According to a Cisco report, regtech is one of the ‘fintech’ areas that will have a bigger impact on the future of banking. In fact, after the wave of startups devoted to payments or online lending “in a sign that the fintech business is maturing into more sophisticated areas, “regtech” is among the fastest-growing areas,” wrote British newspaper The Financial Times in a recent article.
Many of these companies are proliferating as a result of new significant regulations such as Mifid II, facilitate activities in the rapidly expanding regulatory compliance departments or help address ever-tougher regulatory requirements relating to the recording of text and voice communications.
CB Insights estimates that, since 2013, private regtech companies have raised approximately $4.96 billion in equity funding deals across the globe, 18% in Europe. According to this same source, Europe has been a hotbed for early-stage regtech startups with a focus on solutions for the financial services industry. “This is not surprising considering the packed calendar for impending regulations in Europe that includes the Revised Payments Services Directive (PSD2), the revised Markets in Financial Instruments Directive (MiFID II), and the General Data Protection Regulation (GDPR), among others,” states CB Insights.
Three ways to alleviate the regulatory burden for banks
One key RegTech opportunity would be in solutions capable of extracting valuable insights from a high volume of structured and unstructured information in nearly real-time, streamlining regulatory reporting and speeding up the compliance processes.

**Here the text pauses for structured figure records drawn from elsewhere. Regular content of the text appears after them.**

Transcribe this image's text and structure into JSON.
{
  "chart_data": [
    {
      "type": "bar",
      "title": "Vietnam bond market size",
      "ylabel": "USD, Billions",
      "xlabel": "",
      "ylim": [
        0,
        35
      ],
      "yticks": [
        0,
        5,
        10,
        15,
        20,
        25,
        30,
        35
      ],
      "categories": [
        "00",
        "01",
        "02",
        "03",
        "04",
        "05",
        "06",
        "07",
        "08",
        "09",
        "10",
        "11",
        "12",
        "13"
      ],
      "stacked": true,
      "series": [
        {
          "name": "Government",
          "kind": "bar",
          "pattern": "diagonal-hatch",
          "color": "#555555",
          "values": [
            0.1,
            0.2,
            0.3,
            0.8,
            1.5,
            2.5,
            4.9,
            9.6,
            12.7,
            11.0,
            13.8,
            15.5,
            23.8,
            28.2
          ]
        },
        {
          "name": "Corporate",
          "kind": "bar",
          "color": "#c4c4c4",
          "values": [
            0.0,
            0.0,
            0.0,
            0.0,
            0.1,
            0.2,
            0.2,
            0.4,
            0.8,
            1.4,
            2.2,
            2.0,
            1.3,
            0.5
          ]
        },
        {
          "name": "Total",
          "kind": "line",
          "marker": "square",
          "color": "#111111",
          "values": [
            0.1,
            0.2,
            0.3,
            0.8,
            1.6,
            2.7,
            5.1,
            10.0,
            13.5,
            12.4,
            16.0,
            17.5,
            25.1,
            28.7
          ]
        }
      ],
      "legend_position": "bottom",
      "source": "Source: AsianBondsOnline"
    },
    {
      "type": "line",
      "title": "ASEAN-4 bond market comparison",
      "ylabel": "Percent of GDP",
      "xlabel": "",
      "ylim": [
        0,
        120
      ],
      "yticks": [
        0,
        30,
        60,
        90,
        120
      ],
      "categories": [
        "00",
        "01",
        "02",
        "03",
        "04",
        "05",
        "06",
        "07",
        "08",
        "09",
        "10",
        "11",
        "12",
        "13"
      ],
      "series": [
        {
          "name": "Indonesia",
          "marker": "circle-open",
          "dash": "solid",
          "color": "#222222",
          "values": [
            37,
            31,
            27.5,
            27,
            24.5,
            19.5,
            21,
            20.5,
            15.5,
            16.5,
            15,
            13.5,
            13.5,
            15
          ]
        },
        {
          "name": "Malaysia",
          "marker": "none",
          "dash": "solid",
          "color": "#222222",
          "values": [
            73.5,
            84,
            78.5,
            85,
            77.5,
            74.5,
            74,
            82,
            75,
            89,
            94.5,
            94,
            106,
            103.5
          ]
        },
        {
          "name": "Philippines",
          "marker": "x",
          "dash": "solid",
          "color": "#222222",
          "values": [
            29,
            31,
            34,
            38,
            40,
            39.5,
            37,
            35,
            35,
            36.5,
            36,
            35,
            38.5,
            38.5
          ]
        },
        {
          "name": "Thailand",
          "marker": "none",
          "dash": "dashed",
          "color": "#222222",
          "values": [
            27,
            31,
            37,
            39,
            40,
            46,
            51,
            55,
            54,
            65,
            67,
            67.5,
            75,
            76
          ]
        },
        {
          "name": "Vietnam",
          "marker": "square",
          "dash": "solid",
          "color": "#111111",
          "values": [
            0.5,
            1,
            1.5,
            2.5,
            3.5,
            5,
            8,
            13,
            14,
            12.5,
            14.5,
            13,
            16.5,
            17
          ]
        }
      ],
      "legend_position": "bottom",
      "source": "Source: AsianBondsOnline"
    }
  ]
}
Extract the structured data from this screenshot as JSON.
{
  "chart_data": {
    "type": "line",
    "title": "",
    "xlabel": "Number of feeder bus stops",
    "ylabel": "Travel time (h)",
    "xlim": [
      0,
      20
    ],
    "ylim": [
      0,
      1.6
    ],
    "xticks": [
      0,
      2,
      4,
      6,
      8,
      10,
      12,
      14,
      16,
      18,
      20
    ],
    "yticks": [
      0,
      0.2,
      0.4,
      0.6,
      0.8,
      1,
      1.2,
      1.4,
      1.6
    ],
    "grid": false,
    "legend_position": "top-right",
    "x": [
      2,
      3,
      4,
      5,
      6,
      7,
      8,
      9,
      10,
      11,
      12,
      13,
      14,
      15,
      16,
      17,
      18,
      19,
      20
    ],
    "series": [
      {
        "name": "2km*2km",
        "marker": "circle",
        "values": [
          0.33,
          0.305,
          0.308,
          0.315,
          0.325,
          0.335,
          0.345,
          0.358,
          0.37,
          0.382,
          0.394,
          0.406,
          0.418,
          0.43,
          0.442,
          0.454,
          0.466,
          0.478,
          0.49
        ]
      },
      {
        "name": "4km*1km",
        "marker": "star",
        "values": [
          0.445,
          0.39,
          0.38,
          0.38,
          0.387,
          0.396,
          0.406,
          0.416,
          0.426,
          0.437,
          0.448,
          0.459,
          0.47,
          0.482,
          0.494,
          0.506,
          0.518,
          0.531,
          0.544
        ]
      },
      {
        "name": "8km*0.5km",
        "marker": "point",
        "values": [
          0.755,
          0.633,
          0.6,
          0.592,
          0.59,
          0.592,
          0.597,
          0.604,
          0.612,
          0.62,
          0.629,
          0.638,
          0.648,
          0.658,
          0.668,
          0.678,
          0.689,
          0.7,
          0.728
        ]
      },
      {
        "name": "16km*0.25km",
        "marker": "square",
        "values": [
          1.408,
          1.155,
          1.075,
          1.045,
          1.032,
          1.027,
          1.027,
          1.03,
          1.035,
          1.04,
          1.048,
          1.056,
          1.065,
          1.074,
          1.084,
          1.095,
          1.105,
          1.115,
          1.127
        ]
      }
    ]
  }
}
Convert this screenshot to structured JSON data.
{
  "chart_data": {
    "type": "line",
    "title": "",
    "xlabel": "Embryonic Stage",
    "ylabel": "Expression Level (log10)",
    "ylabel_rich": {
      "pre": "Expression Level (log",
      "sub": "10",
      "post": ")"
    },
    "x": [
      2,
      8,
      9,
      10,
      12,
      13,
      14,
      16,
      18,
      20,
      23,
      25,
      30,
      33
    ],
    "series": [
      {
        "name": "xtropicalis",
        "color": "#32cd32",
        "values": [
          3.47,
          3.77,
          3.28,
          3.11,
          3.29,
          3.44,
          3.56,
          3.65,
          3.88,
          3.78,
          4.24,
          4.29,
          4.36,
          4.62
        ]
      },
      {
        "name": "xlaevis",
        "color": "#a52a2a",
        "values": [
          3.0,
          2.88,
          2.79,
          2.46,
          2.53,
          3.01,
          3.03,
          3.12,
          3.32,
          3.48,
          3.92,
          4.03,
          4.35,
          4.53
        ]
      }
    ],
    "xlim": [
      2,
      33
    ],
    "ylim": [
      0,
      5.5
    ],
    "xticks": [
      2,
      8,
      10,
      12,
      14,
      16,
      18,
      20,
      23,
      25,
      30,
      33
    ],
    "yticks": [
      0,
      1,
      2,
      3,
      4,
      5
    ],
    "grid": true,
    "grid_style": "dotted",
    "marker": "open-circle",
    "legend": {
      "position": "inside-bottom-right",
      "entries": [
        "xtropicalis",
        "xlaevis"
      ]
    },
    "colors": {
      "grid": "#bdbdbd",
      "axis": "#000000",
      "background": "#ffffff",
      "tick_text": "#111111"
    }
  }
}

This technology applied to regulatory compliance also allows to facilitate and accelerate compliance of anti-money laundering regulations, as it provides improved and expanded ID mechanisms, such as those used to verify customer identities for example. This is the area known as KYC, or Know-Your-Client, which accounts for a large portion of the workload of compliance departments at financial institutions, as part of their money laundering prevention activities.
A third interesting (and more innovative) area of regtech that could highly increase efficiency and effectiveness would be the automatic interpretation of regulatory publications, so processes, areas, and systems affected by changes could be immediately identified.